NEWMAN - Local school trustees last week signaled their willingness to go all in with a March 2020 bond measure.
Citing broad facility needs, board members expressed support for asking voters to approve a measure that would generate $35 million for facility projects but boost property tax rates by $60 per $100,000 of assessed valuation.
Those funds, Superintendent Randy Fillpot said, are essential in allowing the district to pursue a variety of much-needed facility projects, ranging from new locker rooms and classrooms at Orestimba to construction of a new administration/multi-use room at Von Renner Elementary.
A community swimming pool located on the grounds of Orestimba High will most likely be part of the bond package, he told Mattos Newspapers.
Other scenarios presented to the board by financial consultant Dale Scott included simply extending an existing tax rate to produce $16 million in facility funding or asking for a $30 tax increase that would generate $24 million.
Given the needs of the district, Fillpot told the board, his recommendation is that the district ask for the $60 tax rate - which is the highest levy which can be approved with 55 percent voter support. Bonds with higher tax rates require two-thirds voter approval for passage.
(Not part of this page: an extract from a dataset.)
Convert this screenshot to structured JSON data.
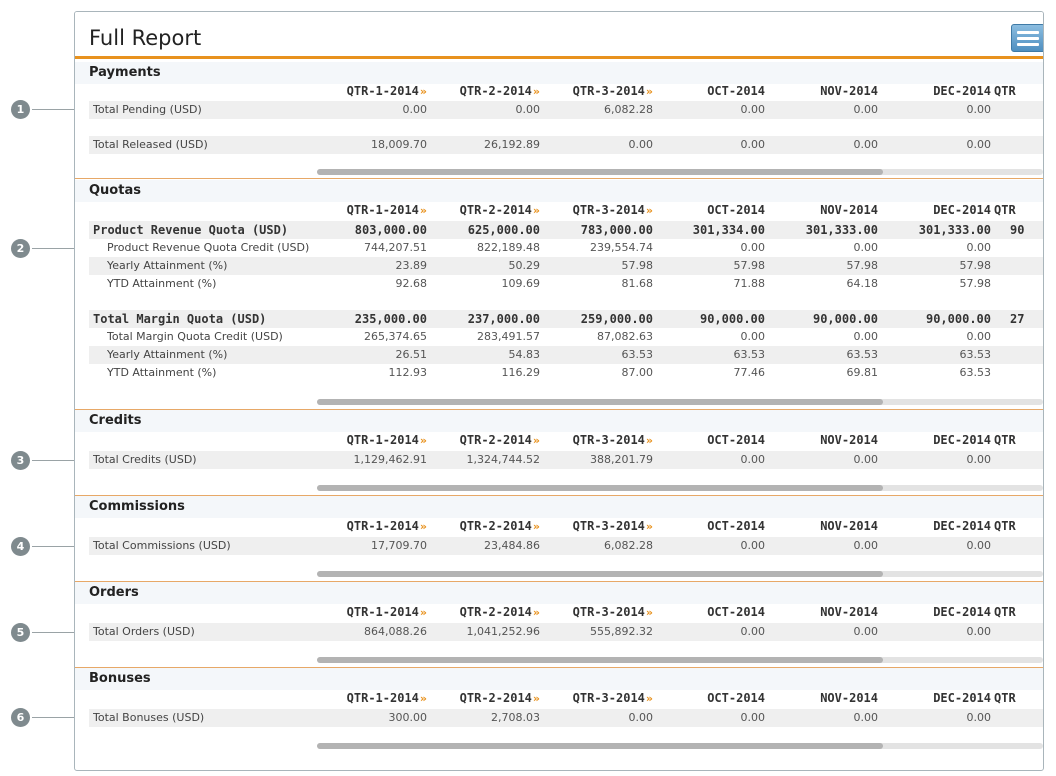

“Just extending the tax rate would put a dent in (facility needs). The $30 increase gives us money to start some projects, but we would be coming back right away with a whole new proposal,” he said. “I would consider that we really consider (the highest amount). It gives us room to do the right things.”
Board member Janice Conforti concurred.
While even the highest amount will not totally meet the districts facility needs it will allow schools to make positive strides, she said.
“We want the best place for our students to learn,” she stated. “We want to have campuses that people are proud to go to.”
Board member Tim Bazar also supported asking voters to approve the larger bond.
“It seems to me that it is not just an investment in the school district, it is an investment in the community,” he stated.
Scott, the financial consultant, noted that the district is strongly supportive of its schools.
“Usually people like the projects but are not so keen about paying for them,” Scott told the board. “Here you have strong support. I didn’t see a lot of pushback on any of these alternatives in the survey, now it is a matter of how much you need.”
Newman-Crows Landing Unified School District property owners are currently assessed about $140 per $100,000 in assessed valuation each year to pay off previous bond debt. The planned bond would push that rate to $200. While assessed values vary widely from property to property, Scott said the average among the district’s 4,000 properties is $180,000. The owner of a property assessed at that value currently pays about $250 a year to retire school bonds. If voters approve the pending bond, that annual tax bill would increase by about $110.
The tax rate would begin to decline after about four years as prior debt is paid down.
However, the scenario outlined by Scott shows the district returning to voters in 2022 or 2024 asking for an extension of the $200 tax rate - which would generate another $30 million for school projects.
Given the nature of bond financing the proceeds - and the projects - would not be immediately seen.
If voters approved a $35 million bond next March, for example, the first series of bond sales would produce $8.4 million in 2021 but the second series ($6.7 million) would not be issued until 2024. Future series would be issued every three years before the final $7 million is sold in 2033.
District officials said the hope would be that state matching money is in place as well to maximize the local revenues, but cautioned that even qualifying districts must wait for matching fund payments.
“It took us four years to get (state matching) money for Barrington Elementary. There is a severe time lag,” noted Caralyn Mendoza, the district’s chief business official. “For us to do projects, we have to have money in hand.”
The school board will consider a resolution at its Oct. 14 meeting calling for the bond measure - at the $60 tax rate - to be put on the March 2020 ballot. That resolution will also include a project list.
Fillpot said he will ask the board at the same meeting to identify which projects will take top priority.
While that is not required, he noted, “I think it is important to tell the community what we plan to do first.”
Should the March 2020 measure fall short of the 55 percent voter approval required for passage, the district has indicated that it would try a second time in the November election.